Com uma passagem pela cadeia militar em Olinda e pressentindo o perigo que por cerca de 20 anos rondou aqueles e aquelas que amavam seu país, Paulo parte para o exílio em direção à Bolívia. Passa pelo Chile, onde escreve sua grande obra “Pedagogia do Oprimido” em 1968. Vive também nos EUA e Suíça. Torna-se colaborador e consultor da UNESCO e do Conselho Mundial de Igrejas. Andarilhou pelo mundo. Visitou os cinco continentes semeando a utopia e a convicção de que a mudança é possível.

Foto de Pedro Jiménez Beatríz Rodríguez

 
Foi professor da Universidade de Genebra. Recebeu mais de 43 títulos de Doutor Honoris Causa. Colaborou profundamente com o processo de descolonização da África.
Ironicamente, ao tentar calar Paulo Freire, aqueles que o expulsaram do Brasil acabaram por amplificar sua voz. De uma experiência nordestina e brasileira, passou a uma experiência latino-americana, norte-americana, européia, africana, mundial. Paulo se tornou cidadão do mundo não apenas porque visitou boa parte deste planeta, mas também porque sua vida foi um testemunho de intenso amor às pessoas, à liberdade, à natureza e à luta por uma sociedade mais justa e menos perversa.

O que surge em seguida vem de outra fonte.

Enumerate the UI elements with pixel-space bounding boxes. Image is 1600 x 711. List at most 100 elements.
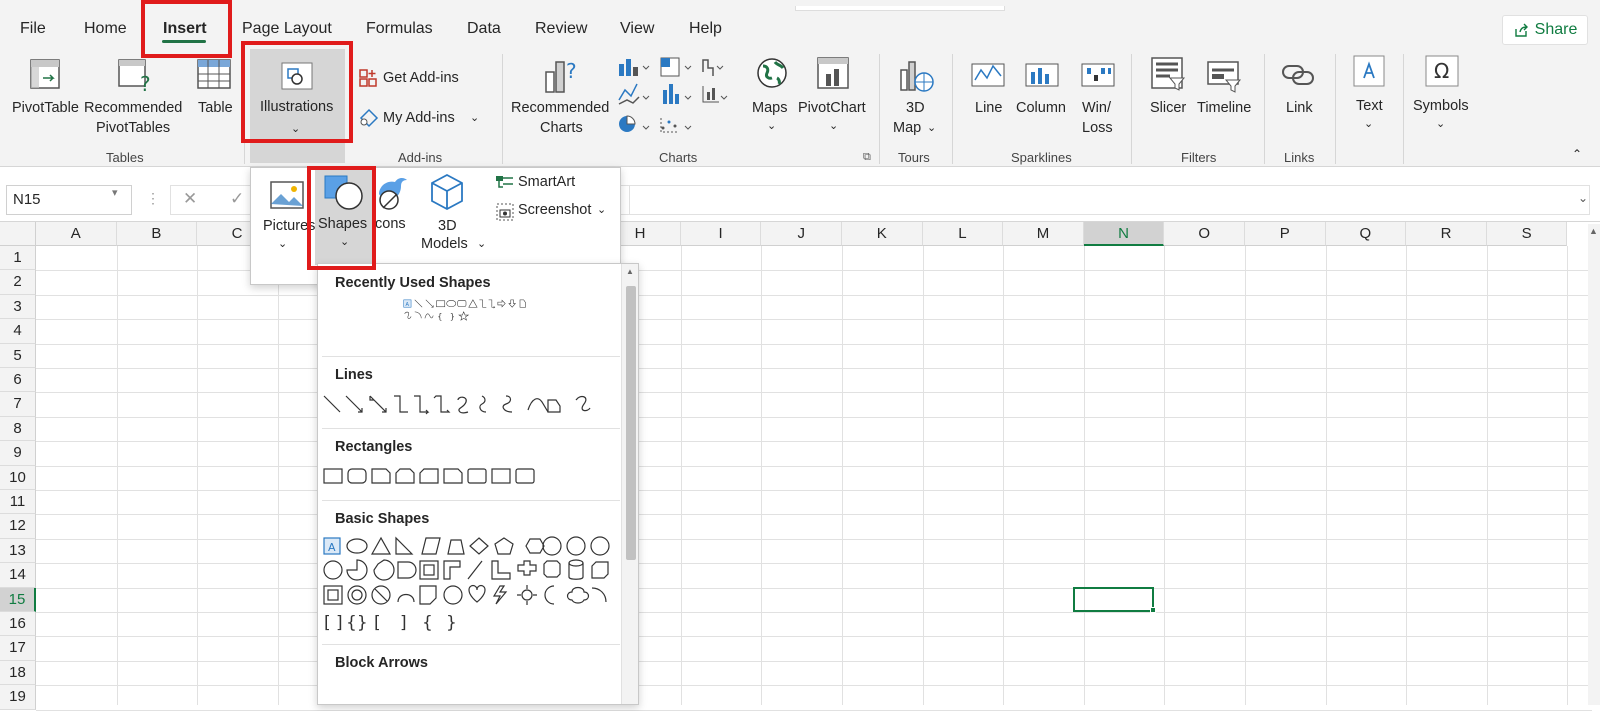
illustrations-button[interactable]: Illustrations ⌄ bbox=[250, 49, 345, 163]
row-header-13[interactable]: 13 bbox=[0, 538, 36, 564]
tab-help[interactable]: Help bbox=[689, 20, 722, 38]
column-header-o[interactable]: O bbox=[1164, 222, 1245, 246]
row-header-17[interactable]: 17 bbox=[0, 636, 36, 661]
tab-home[interactable]: Home bbox=[84, 20, 127, 38]
text-icon bbox=[1353, 55, 1385, 87]
row-header-9[interactable]: 9 bbox=[0, 441, 36, 466]
recommended-pivottables-icon: ? bbox=[118, 59, 151, 94]
worksheet-grid[interactable]: ABCDEFGHIJKLMNOPQRS 12345678910111213141… bbox=[0, 222, 1600, 711]
recommended-charts-label-2: Charts bbox=[540, 120, 583, 136]
section-lines: Lines bbox=[335, 367, 373, 383]
row-header-19[interactable]: 19 bbox=[0, 685, 36, 710]
ribbon: PivotTable ? Recommended PivotTables Tab… bbox=[0, 46, 1600, 167]
charts-dialog-launcher-icon[interactable]: ⧉ bbox=[863, 147, 871, 167]
column-header-k[interactable]: K bbox=[842, 222, 923, 246]
row-header-3[interactable]: 3 bbox=[0, 294, 36, 320]
column-header-p[interactable]: P bbox=[1245, 222, 1326, 246]
illustrations-label: Illustrations bbox=[260, 99, 334, 115]
row-header-6[interactable]: 6 bbox=[0, 368, 36, 393]
basic-shapes-grid[interactable]: A [ ] {} [ ] { } bbox=[322, 534, 622, 634]
pivotchart-icon bbox=[817, 57, 849, 89]
collapse-ribbon-icon[interactable]: ⌃ bbox=[1572, 144, 1582, 164]
smartart-label: SmartArt bbox=[518, 174, 576, 190]
shapes-button[interactable]: Shapes ⌄ bbox=[315, 168, 373, 265]
row-header-18[interactable]: 18 bbox=[0, 660, 36, 686]
rectangles-shapes-row[interactable] bbox=[322, 464, 622, 488]
row-header-8[interactable]: 8 bbox=[0, 416, 36, 442]
tab-file[interactable]: File bbox=[20, 20, 46, 38]
enter-icon[interactable]: ✓ bbox=[230, 189, 244, 209]
tab-view[interactable]: View bbox=[620, 20, 654, 38]
column-header-n[interactable]: N bbox=[1083, 222, 1165, 246]
column-header-j[interactable]: J bbox=[761, 222, 842, 246]
group-tours-label: Tours bbox=[898, 150, 930, 165]
tab-formulas[interactable]: Formulas bbox=[366, 20, 433, 38]
pictures-chevron-icon: ⌄ bbox=[278, 238, 288, 250]
column-header-b[interactable]: B bbox=[116, 222, 198, 246]
column-header-l[interactable]: L bbox=[922, 222, 1004, 246]
column-header-r[interactable]: R bbox=[1406, 222, 1487, 246]
3d-models-label-1: 3D bbox=[438, 218, 457, 234]
formula-input-field[interactable] bbox=[630, 185, 1590, 215]
row-header-7[interactable]: 7 bbox=[0, 392, 36, 417]
vertical-scrollbar[interactable]: ▲ bbox=[1588, 224, 1600, 705]
pivotchart-label: PivotChart bbox=[798, 100, 866, 116]
recommended-charts-icon: ? bbox=[545, 59, 577, 93]
row-header-5[interactable]: 5 bbox=[0, 343, 36, 368]
group-filters-label: Filters bbox=[1181, 150, 1217, 165]
group-addins-label: Add-ins bbox=[398, 150, 443, 165]
tab-insert[interactable]: Insert bbox=[163, 20, 207, 38]
3d-map-label-1: 3D bbox=[906, 100, 925, 116]
fill-handle[interactable] bbox=[1150, 607, 1156, 613]
pivottable-label: PivotTable bbox=[12, 100, 79, 116]
recently-used-shapes-row[interactable]: A {} bbox=[322, 298, 622, 322]
column-header-q[interactable]: Q bbox=[1325, 222, 1407, 246]
column-header-a[interactable]: A bbox=[36, 222, 117, 246]
row-header-14[interactable]: 14 bbox=[0, 563, 36, 588]
recommended-pivottables-label-1: Recommended bbox=[84, 100, 183, 116]
lines-shapes-row[interactable] bbox=[322, 392, 622, 416]
icons-label: Icons bbox=[371, 216, 406, 232]
title-search-edge bbox=[795, 6, 1005, 11]
tab-review[interactable]: Review bbox=[535, 20, 587, 38]
maps-label: Maps bbox=[752, 100, 788, 116]
svg-text:?: ? bbox=[566, 59, 577, 83]
my-addins-icon bbox=[359, 108, 379, 128]
ribbon-tab-bar: File Home Insert Page Layout Formulas Da… bbox=[0, 0, 1600, 46]
row-header-2[interactable]: 2 bbox=[0, 270, 36, 295]
row-header-15[interactable]: 15 bbox=[0, 587, 36, 612]
section-rectangles: Rectangles bbox=[335, 439, 413, 455]
share-label: Share bbox=[1534, 21, 1578, 38]
svg-text:}: } bbox=[450, 312, 455, 321]
tab-data[interactable]: Data bbox=[467, 20, 501, 38]
column-header-i[interactable]: I bbox=[680, 222, 762, 246]
scroll-up-icon[interactable]: ▲ bbox=[1589, 226, 1598, 236]
share-button[interactable]: Share bbox=[1502, 15, 1588, 45]
select-all-corner[interactable] bbox=[0, 222, 36, 246]
row-header-12[interactable]: 12 bbox=[0, 514, 36, 539]
section-divider bbox=[322, 428, 620, 429]
row-header-10[interactable]: 10 bbox=[0, 465, 36, 490]
grid-row-line bbox=[36, 441, 1592, 443]
group-charts-label: Charts bbox=[659, 150, 698, 165]
gallery-scrollbar[interactable]: ▲ bbox=[621, 264, 638, 704]
tab-page-layout[interactable]: Page Layout bbox=[242, 20, 332, 38]
grid-row-line bbox=[36, 319, 1592, 321]
row-header-16[interactable]: 16 bbox=[0, 612, 36, 637]
cancel-icon[interactable]: ✕ bbox=[183, 189, 197, 209]
sparkline-winloss-label-2: Loss bbox=[1082, 120, 1113, 136]
scrollbar-thumb[interactable] bbox=[626, 286, 636, 560]
selected-cell[interactable] bbox=[1073, 587, 1154, 612]
table-label: Table bbox=[198, 100, 233, 116]
column-header-m[interactable]: M bbox=[1003, 222, 1084, 246]
row-header-11[interactable]: 11 bbox=[0, 490, 36, 515]
row-header-4[interactable]: 4 bbox=[0, 319, 36, 344]
scroll-up-icon[interactable]: ▲ bbox=[626, 267, 634, 276]
row-header-1[interactable]: 1 bbox=[0, 246, 36, 271]
column-header-s[interactable]: S bbox=[1486, 222, 1568, 246]
namebox-chevron-icon[interactable]: ▾ bbox=[112, 186, 118, 199]
shapes-label: Shapes bbox=[318, 216, 368, 232]
expand-formula-bar-icon[interactable]: ⌄ bbox=[1578, 191, 1588, 205]
chart-types-icon[interactable] bbox=[617, 56, 737, 136]
grid-row-line bbox=[36, 587, 1592, 589]
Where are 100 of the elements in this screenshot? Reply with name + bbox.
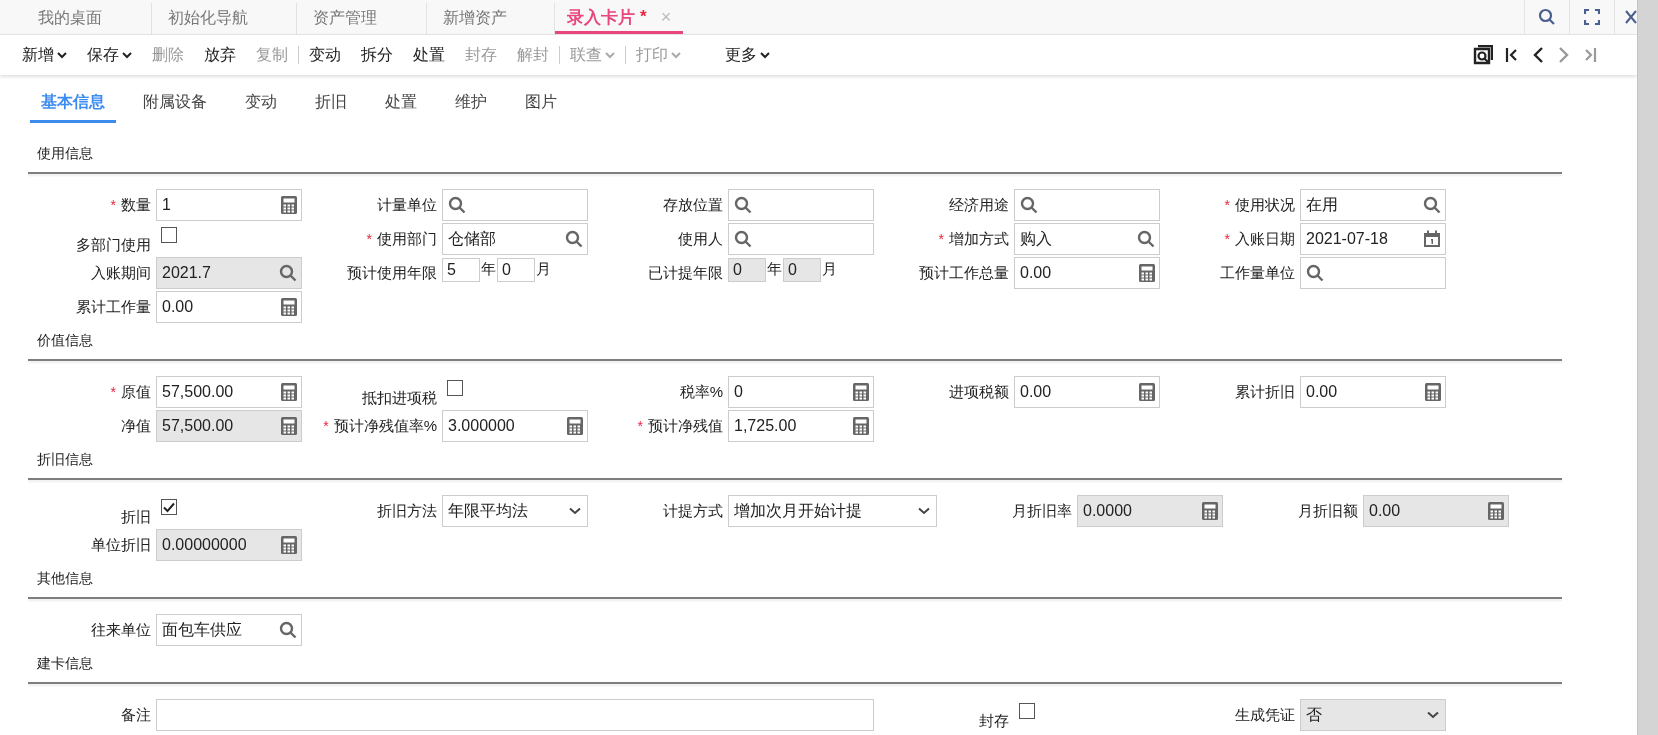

Ao voltar do exílio, em agosto de 1979, começa – como ele dizia – a “re-aprender” o Brasil. Dedica-se ao esforço pela redemocratização do país. Funda com tantos outros sonhadores e sonhadoras do seu tempo o Partido dos Trabalhadores. Leciona na PUC-SP e na UNICAMP. Fica viúvo em 1986. Casa-se novamente em agosto de 1988 com Ana Maria Araújo Freire.
Participa como Secretário de Educação da cidade de São Paulo durante o governo popular de Luíza Erundina, onde constituiu o MOVA-SP, Movimento de Alfabetização de Jovens e Adultos.
Autor de mais de duas dezenas de importantes livros, recebeu prêmios e homenagens às centenas, espalhados pelos quatro cantos do mundo. Sua vida e obra são referência para estudos e instituições em mais de noventa países.
Este cidadão nos deixou em 2 de maio de 1997. Lá se vão quase duas décadas, mas seu pensamento continua atual e vigoroso. A teoria da educação de base freireana não continua válida apenas porque ainda há opressão, mas também porque responde à necessidades da educação atual. Responde à necessidade de promover um diálogo entre os diferentes saberes e principalmente a necessidade de construir uma escola que acalente o sonho das gentes que vivem e convivem com seus projetos de vida, querendo mais democracia, querendo mais justiça, querendo mais solidariedade. Enfim, é para essa gente, queredora de tantas coisas, que o pensamento, a vida e a obra de Paulo freire faz sentido.